Paul Rudolph’s Sanderling Beach Club destroyed by Tropical Storm Helene


In the past 72 hours, Tropical Storm Helene has killed at least 22 people. Houses, infrastructure, and roads in Florida have been decimated. Sanderling Beach Club, a 1952 building designed by Paul Rudolph in Sarasota, has also been completely destroyed.

News of Sanderling Beach Club’s destruction was shared by the Paul Rudolph Institute for Modern Architecture and Docomomo. It was wrecked by strong winds and rain the evening of September 26.

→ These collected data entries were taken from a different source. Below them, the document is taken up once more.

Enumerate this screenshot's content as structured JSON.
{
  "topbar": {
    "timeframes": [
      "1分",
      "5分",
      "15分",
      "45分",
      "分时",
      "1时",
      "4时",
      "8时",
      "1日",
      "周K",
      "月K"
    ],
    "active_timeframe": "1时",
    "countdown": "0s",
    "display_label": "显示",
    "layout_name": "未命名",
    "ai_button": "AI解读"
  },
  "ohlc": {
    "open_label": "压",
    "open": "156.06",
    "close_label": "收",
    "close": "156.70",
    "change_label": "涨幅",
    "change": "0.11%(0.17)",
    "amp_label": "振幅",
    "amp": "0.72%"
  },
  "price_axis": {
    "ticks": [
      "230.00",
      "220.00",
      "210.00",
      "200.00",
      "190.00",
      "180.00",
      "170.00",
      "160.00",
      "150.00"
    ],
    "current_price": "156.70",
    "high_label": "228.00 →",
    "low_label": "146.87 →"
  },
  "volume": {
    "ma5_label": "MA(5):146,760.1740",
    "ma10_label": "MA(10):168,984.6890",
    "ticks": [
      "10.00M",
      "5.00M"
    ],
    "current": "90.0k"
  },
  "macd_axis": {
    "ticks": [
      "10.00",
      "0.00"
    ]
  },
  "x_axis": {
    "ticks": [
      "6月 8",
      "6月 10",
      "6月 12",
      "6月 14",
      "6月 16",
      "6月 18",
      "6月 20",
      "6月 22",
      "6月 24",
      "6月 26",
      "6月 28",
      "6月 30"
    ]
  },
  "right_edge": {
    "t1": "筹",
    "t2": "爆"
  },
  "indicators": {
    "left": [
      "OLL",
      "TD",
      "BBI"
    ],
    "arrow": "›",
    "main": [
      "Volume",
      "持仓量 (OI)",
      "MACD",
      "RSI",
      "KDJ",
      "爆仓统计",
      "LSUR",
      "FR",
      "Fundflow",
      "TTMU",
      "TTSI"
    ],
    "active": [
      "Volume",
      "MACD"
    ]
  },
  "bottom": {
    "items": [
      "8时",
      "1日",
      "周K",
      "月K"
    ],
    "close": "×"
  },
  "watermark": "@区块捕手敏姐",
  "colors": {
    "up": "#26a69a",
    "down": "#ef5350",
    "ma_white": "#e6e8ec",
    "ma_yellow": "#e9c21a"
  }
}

“We are absolutely gutted to see Paul Rudolph’s Sanderling Beach Cabanas in Sarasota, Florida have been completely destroyed by Hurricane Helene,” Docomomo said on Instagram. “This was the site of our first National Symposium in 2013. We knew this day would come but very sad as reality sets in.”

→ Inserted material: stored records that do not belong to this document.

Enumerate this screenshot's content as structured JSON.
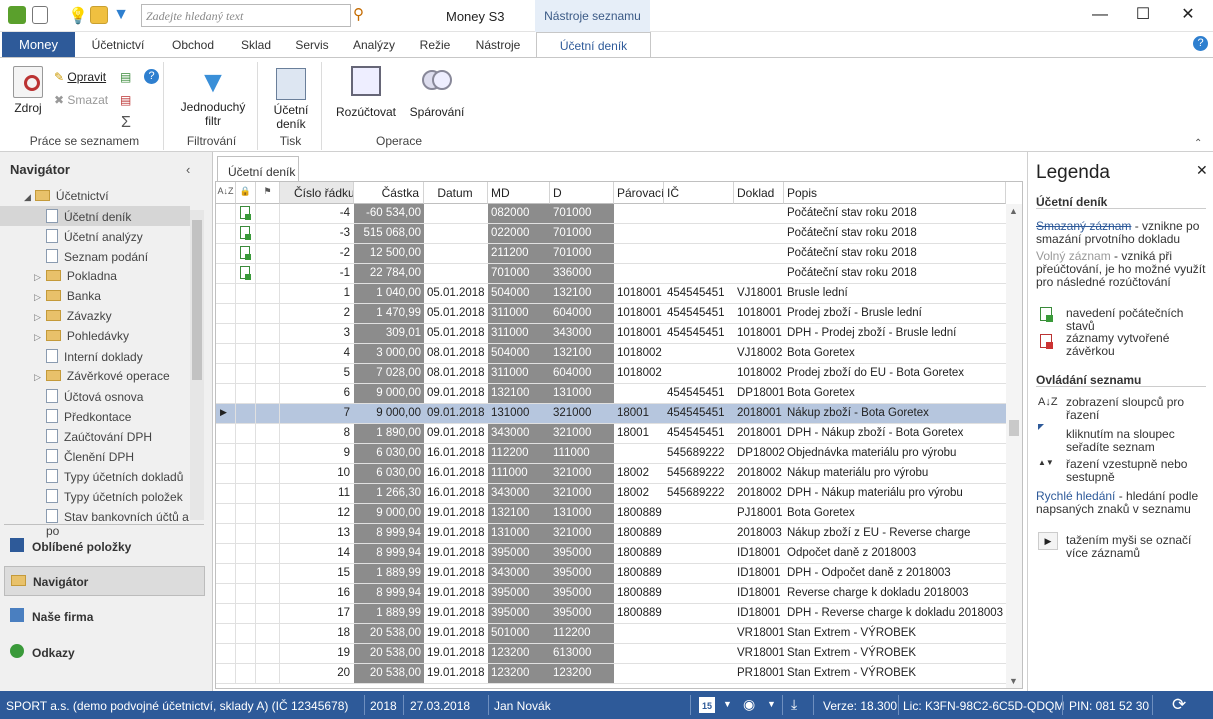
{
  "titlebar": {
    "search_placeholder": "Zadejte hledaný text",
    "app_title": "Money S3",
    "context_tab": "Nástroje seznamu"
  },
  "tabs": [
    "Money",
    "Účetnictví",
    "Obchod",
    "Sklad",
    "Servis",
    "Analýzy",
    "Režie",
    "Nástroje",
    "Účetní deník"
  ],
  "ribbon": {
    "zdroj": "Zdroj",
    "opravit": "Opravit",
    "smazat": "Smazat",
    "grp_prace": "Práce se seznamem",
    "filtr1": "Jednoduchý",
    "filtr2": "filtr",
    "grp_filtr": "Filtrování",
    "tisk1": "Účetní",
    "tisk2": "deník",
    "grp_tisk": "Tisk",
    "rozuctovat": "Rozúčtovat",
    "sparovani": "Spárování",
    "grp_operace": "Operace"
  },
  "nav": {
    "title": "Navigátor",
    "root": "Účetnictví",
    "items": [
      {
        "label": "Účetní deník",
        "type": "doc",
        "selected": true
      },
      {
        "label": "Účetní analýzy",
        "type": "doc"
      },
      {
        "label": "Seznam podání",
        "type": "doc"
      },
      {
        "label": "Pokladna",
        "type": "folder"
      },
      {
        "label": "Banka",
        "type": "folder"
      },
      {
        "label": "Závazky",
        "type": "folder"
      },
      {
        "label": "Pohledávky",
        "type": "folder"
      },
      {
        "label": "Interní doklady",
        "type": "doc"
      },
      {
        "label": "Závěrkové operace",
        "type": "folder"
      },
      {
        "label": "Účtová osnova",
        "type": "doc"
      },
      {
        "label": "Předkontace",
        "type": "doc"
      },
      {
        "label": "Zaúčtování DPH",
        "type": "doc"
      },
      {
        "label": "Členění DPH",
        "type": "doc"
      },
      {
        "label": "Typy účetních dokladů",
        "type": "doc"
      },
      {
        "label": "Typy účetních položek",
        "type": "doc"
      },
      {
        "label": "Stav bankovních účtů a po",
        "type": "doc"
      }
    ],
    "bottom": [
      "Oblíbené položky",
      "Navigátor",
      "Naše firma",
      "Odkazy"
    ]
  },
  "grid": {
    "tab": "Účetní deník",
    "headers": [
      "Číslo řádku",
      "Částka",
      "Datum",
      "MD",
      "D",
      "Párovací s",
      "IČ",
      "Doklad",
      "Popis"
    ],
    "rows": [
      [
        "-4",
        "-60 534,00",
        "",
        "082000",
        "701000",
        "",
        "",
        "",
        "Počáteční stav roku 2018"
      ],
      [
        "-3",
        "515 068,00",
        "",
        "022000",
        "701000",
        "",
        "",
        "",
        "Počáteční stav roku 2018"
      ],
      [
        "-2",
        "12 500,00",
        "",
        "211200",
        "701000",
        "",
        "",
        "",
        "Počáteční stav roku 2018"
      ],
      [
        "-1",
        "22 784,00",
        "",
        "701000",
        "336000",
        "",
        "",
        "",
        "Počáteční stav roku 2018"
      ],
      [
        "1",
        "1 040,00",
        "05.01.2018",
        "504000",
        "132100",
        "1018001",
        "454545451",
        "VJ18001",
        "Brusle lední"
      ],
      [
        "2",
        "1 470,99",
        "05.01.2018",
        "311000",
        "604000",
        "1018001",
        "454545451",
        "1018001",
        "Prodej zboží - Brusle lední"
      ],
      [
        "3",
        "309,01",
        "05.01.2018",
        "311000",
        "343000",
        "1018001",
        "454545451",
        "1018001",
        "DPH - Prodej zboží - Brusle lední"
      ],
      [
        "4",
        "3 000,00",
        "08.01.2018",
        "504000",
        "132100",
        "1018002",
        "",
        "VJ18002",
        "Bota Goretex"
      ],
      [
        "5",
        "7 028,00",
        "08.01.2018",
        "311000",
        "604000",
        "1018002",
        "",
        "1018002",
        "Prodej zboží do EU - Bota Goretex"
      ],
      [
        "6",
        "9 000,00",
        "09.01.2018",
        "132100",
        "131000",
        "",
        "454545451",
        "DP18001",
        "Bota Goretex"
      ],
      [
        "7",
        "9 000,00",
        "09.01.2018",
        "131000",
        "321000",
        "18001",
        "454545451",
        "2018001",
        "Nákup zboží - Bota Goretex"
      ],
      [
        "8",
        "1 890,00",
        "09.01.2018",
        "343000",
        "321000",
        "18001",
        "454545451",
        "2018001",
        "DPH - Nákup zboží - Bota Goretex"
      ],
      [
        "9",
        "6 030,00",
        "16.01.2018",
        "112200",
        "111000",
        "",
        "545689222",
        "DP18002",
        "Objednávka materiálu pro výrobu"
      ],
      [
        "10",
        "6 030,00",
        "16.01.2018",
        "111000",
        "321000",
        "18002",
        "545689222",
        "2018002",
        "Nákup materiálu pro výrobu"
      ],
      [
        "11",
        "1 266,30",
        "16.01.2018",
        "343000",
        "321000",
        "18002",
        "545689222",
        "2018002",
        "DPH - Nákup materiálu pro výrobu"
      ],
      [
        "12",
        "9 000,00",
        "19.01.2018",
        "132100",
        "131000",
        "1800889",
        "",
        "PJ18001",
        "Bota Goretex"
      ],
      [
        "13",
        "8 999,94",
        "19.01.2018",
        "131000",
        "321000",
        "1800889",
        "",
        "2018003",
        "Nákup zboží z EU - Reverse charge"
      ],
      [
        "14",
        "8 999,94",
        "19.01.2018",
        "395000",
        "395000",
        "1800889",
        "",
        "ID18001",
        "Odpočet daně z 2018003"
      ],
      [
        "15",
        "1 889,99",
        "19.01.2018",
        "343000",
        "395000",
        "1800889",
        "",
        "ID18001",
        "DPH - Odpočet daně z 2018003"
      ],
      [
        "16",
        "8 999,94",
        "19.01.2018",
        "395000",
        "395000",
        "1800889",
        "",
        "ID18001",
        "Reverse charge k dokladu 2018003"
      ],
      [
        "17",
        "1 889,99",
        "19.01.2018",
        "395000",
        "395000",
        "1800889",
        "",
        "ID18001",
        "DPH - Reverse charge k dokladu 2018003"
      ],
      [
        "18",
        "20 538,00",
        "19.01.2018",
        "501000",
        "112200",
        "",
        "",
        "VR18001",
        "Stan Extrem - VÝROBEK"
      ],
      [
        "19",
        "20 538,00",
        "19.01.2018",
        "123200",
        "613000",
        "",
        "",
        "VR18001",
        "Stan Extrem - VÝROBEK"
      ],
      [
        "20",
        "20 538,00",
        "19.01.2018",
        "123200",
        "123200",
        "",
        "",
        "PR18001",
        "Stan Extrem - VÝROBEK"
      ]
    ]
  },
  "legend": {
    "title": "Legenda",
    "sec1": "Účetní deník",
    "smazany": "Smazaný záznam",
    "smazany_desc": " - vznikne po smazání prvotního dokladu",
    "volny": "Volný záznam",
    "volny_desc": " - vzniká při přeúčtování, je ho možné využít pro následné rozúčtování",
    "pocatecni": "navedení počátečních stavů",
    "zaverka": "záznamy vytvořené závěrkou",
    "sec2": "Ovládání seznamu",
    "zobrazeni": "zobrazení sloupců pro řazení",
    "kliknutim": "kliknutím na sloupec seřadíte seznam",
    "razeni": "řazení vzestupně nebo sestupně",
    "rychle": "Rychlé hledání",
    "rychle_desc": " - hledání podle napsaných znaků v seznamu",
    "tazeni": "tažením myši se označí více záznamů"
  },
  "status": {
    "company": "SPORT a.s. (demo podvojné účetnictví, sklady A) (IČ 12345678)",
    "year": "2018",
    "date": "27.03.2018",
    "user": "Jan Novák",
    "version": "Verze: 18.300",
    "lic": "Lic: K3FN-98C2-6C5D-QDQM",
    "pin": "PIN: 081 52 30"
  },
  "colors": {
    "accent": "#2e5a99",
    "selected_row": "#b6c6de",
    "dark_column": "#8c8c8c"
  }
}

Sanderling Beach Club prior to its destruction (Max Strang)

“Paul Rudolph considered his projects like children and once built ‘each has a power and a life of its own.’ The loss of the cabanas at the Sanderling Beach Club is devastating—another example of Rudolph’s genius now exists only in books and photographs,” Kelvin Dickinson, president of the Paul Rudolph Institute for Modern Architecture, told AN. “We hope there will be—and will fully support—an effort to rebuild the cabanas as Rudolph originally designed them. Until then, it feels like we’ve lost a member of the family.”

Sanderling Beach Club
(Max Strang)

Paul Rudolph was 34 years old when he was hired to design Sanderling Beach Club by the Sanderling family, influential Floridian developers who built golf courses. The project on the Siesta Key became known for its cabanas with barrel vaults that go right up to the water. The roofs, Rudolph said, and their curvature were meant to resemble Gulf Coast waves.

A series of additions between 1952 and 1960 transformed the ensemble. Later, the Museum of Modern Art of Sao Paulo, Brazil gave Rudolph an award for Sanderling Beach Club. The project also appeared in The Architecture of Paul Rudolph by Sibyl Moholy-Nagy and Gerhard Schwab, published in 1970.

Sanderling Beach Club was designated on the National Register of Historic Places in 1994. According to architect Max Strang, who has since visited the wreckage, the architecture is completely destroyed, and there is nothing left to repair.

Strang relayed to the Paul Rudolph Institute for Modern Architecture that he will present a reconstruction plan for Sanderling Beach Club in the future. Meanwhile, a separate residence by Rudolph in Florida has also experienced flooding. But the full extent of damage is still unknown.

The disaster happened just days before a major retrospective on Rudolph opens at the Met in New York.